Jerry Lee Lewis: His Own Story(153)



The vows were barely said when he struck his leg against a door facing, resulting in a compound fracture of his lower leg. Surgeons repaired the damage with thirteen screws and two metal plates. The pain and stress almost killed him.

“I went out in the parking lot and got down on my knees,” Judith says, “and said, ‘Please don’t, don’t take him away, someone I have just found in my sixties.’”

His cousin David Batey drove up from Cleveland, Tennessee, to pray with her. He told Jerry Lee what he had witnessed in the parking lot.

The leg would not heal properly. “The pain was so bad, he was out of his head,” she said.

He still refused the needles.

“It was so bad, he had to go to the wound-care center,” Judith said. The wound healed—slowly, after three more operations, but it healed.

He did not worry himself with challenges, with the distances others might set as goals: a mile, a half mile, a hundred feet. He wanted to walk across the stage to the piano stool and back, unaided.

That would be enough.

“And it seems okay now,” he says. “It’s tough. It’s hard to do. It’s like learning yourself to walk again,” as a child. “And you try to cover it up as much as you can. Walk out onstage, walk to the piano, set down, take the microphone and start doin’ your thing. And if you can do that, good. If you can’t do that, it’s best to stay home.”

Now, from his bed, he looks at Judith and shakes his head.

“Wasn’t much of a honeymoon, was it, baby?”


She is asked now why she would take such a chance on the man they called the Killer. But that man seems, if not gone, at least very well hid. They go on dates for chili dogs and like to go to a local meat-and-three for vegetables. He still eats the food he loved as a boy, and she cooks it for him.

“It’s what a man needs,” he says, “good lovin’, good cookin’.”

In the dark of his bedroom in Nesbit, Judith brings him a Coke float with vanilla ice cream.

“No Diet Coke,” he says, and takes a sip. “Real Coke.”

Somewhere in this nuptial bliss, an odd thing has happened: the faces of the women on the road have grown less distinct in his mind. It used to be that he could call them all back, or many of them, or things about them. “They run through my mind, and I wonder where she’s at now or where some other one is. . . . You can’t hang on to a ball of fire. That time is over. But it happened.”

Now, though, things have changed. “I can’t even hardly remember. . . . Well, I can remember, but it really didn’t amount to nothin’. Not as much as people think.”


He wonders if it might be time to do a new record.

“I think now’s my time to get it again.

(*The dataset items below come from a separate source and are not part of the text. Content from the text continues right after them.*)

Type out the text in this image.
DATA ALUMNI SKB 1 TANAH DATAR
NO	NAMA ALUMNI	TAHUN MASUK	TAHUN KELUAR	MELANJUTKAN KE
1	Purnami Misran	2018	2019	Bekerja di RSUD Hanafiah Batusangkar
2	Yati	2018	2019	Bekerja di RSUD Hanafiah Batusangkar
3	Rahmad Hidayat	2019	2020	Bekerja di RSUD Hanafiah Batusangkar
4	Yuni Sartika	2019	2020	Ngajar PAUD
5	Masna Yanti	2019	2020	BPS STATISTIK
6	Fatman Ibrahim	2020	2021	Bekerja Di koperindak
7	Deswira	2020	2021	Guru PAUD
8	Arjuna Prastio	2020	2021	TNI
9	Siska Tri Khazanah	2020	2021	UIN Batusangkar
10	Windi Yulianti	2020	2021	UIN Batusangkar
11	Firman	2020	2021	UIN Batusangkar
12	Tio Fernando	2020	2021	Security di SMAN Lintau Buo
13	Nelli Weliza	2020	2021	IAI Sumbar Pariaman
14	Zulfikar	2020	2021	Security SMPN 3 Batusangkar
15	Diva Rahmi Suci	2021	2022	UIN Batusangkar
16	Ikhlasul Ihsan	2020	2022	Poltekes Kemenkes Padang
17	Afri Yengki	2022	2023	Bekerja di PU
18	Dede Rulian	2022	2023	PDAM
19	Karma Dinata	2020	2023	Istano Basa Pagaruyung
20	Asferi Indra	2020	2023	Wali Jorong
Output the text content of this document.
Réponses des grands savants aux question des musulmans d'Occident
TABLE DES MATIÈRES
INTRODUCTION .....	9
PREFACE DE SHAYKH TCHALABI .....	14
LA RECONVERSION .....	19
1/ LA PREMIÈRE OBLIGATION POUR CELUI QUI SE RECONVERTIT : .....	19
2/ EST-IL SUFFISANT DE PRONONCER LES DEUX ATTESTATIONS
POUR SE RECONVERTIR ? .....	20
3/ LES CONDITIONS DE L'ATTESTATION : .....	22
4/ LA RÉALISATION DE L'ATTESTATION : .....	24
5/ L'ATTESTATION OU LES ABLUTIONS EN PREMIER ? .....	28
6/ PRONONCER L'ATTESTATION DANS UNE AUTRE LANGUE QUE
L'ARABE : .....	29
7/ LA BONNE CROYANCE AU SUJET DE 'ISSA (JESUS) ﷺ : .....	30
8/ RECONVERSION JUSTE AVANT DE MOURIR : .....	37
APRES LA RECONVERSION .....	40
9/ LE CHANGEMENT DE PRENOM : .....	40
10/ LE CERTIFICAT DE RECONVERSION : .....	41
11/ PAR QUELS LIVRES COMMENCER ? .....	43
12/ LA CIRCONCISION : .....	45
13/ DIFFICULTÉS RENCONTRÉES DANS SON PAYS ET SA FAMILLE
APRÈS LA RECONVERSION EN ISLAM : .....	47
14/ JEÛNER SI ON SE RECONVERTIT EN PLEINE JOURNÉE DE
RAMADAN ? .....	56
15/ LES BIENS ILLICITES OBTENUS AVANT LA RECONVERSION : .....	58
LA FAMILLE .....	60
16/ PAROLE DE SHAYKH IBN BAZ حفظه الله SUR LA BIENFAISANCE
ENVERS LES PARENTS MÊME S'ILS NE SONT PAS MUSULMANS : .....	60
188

It’s now or never.”

He always liked that Jolson song, “Bye, Bye, Blackbird.”

“Been thinkin’ about doin’ that.”

He plays it through in his head.

Pack up all my cares and woe

Here I go, singin’ low

Bye, bye, blackbird



He is not worried about his hands.

He looks at them, fingers slightly splayed and crooked, the way they rest on the keys. “It don’t matter,” he likes to say, “what my head does. They know where to go.”

He had to prove so much in his time: that a piano man could lead a band, could be a straight-up star. That a country boy could play the Apollo. That a rock and roller could do big-time, mainstream country. That he was not just a crazy man who wrecked pianos, that he was just living life real loud. A dozen times, that he was not washed up, not done. Now he has to prove, again, that he’s not dead yet.

“I’m back on the spot again,” he says. “I gotta go back in the studio, and prove it all over again. I gotta come out with somethin’ different, that I’ve stored back in my membranes, back there.” In the old days, he recalls, “if somebody wrote a song and it’s pretty good, I’d listen to it and play around with it a little bit,” then leave it alone till he got to the studio to cut it. “Now, it takes time to really learn the song, and get the band into it, and the singers into it, everybody into it. It ain’t just like sittin’ down and doin’ one take. Those days are gone. But of course you can’t think in that way. You gotta think you can still do it the same way.”

That has always been the trick. If you want to do anything worth a flip, you must live in the past, at least a little bit, because that is where the magic was. That was why he was always so much more exciting live, where his mind could wander free and string together things he loved or half remembered. It was why he went back to the past again and again to find the words, the music. What is wrong with living in the past, he knew as well as anyone alive, if the past was better?


“I’ve had an interestin’ life,” he says, “haven’t I?”

He had said, at the beginning of interviews for this book, that he “had been lucky at everything, except life.” He has had some time to think about that, and he is no longer sure.

His Chihuahua, Topaz Junior, eyes the people who come and go from the room with ill intent. He eyes everyone with ill intent, except Jerry Lee, and he bites anyone who tries to remove him from his place on the soft quilt between his feet.

“But you wouldn’t bite Daddy, would you?”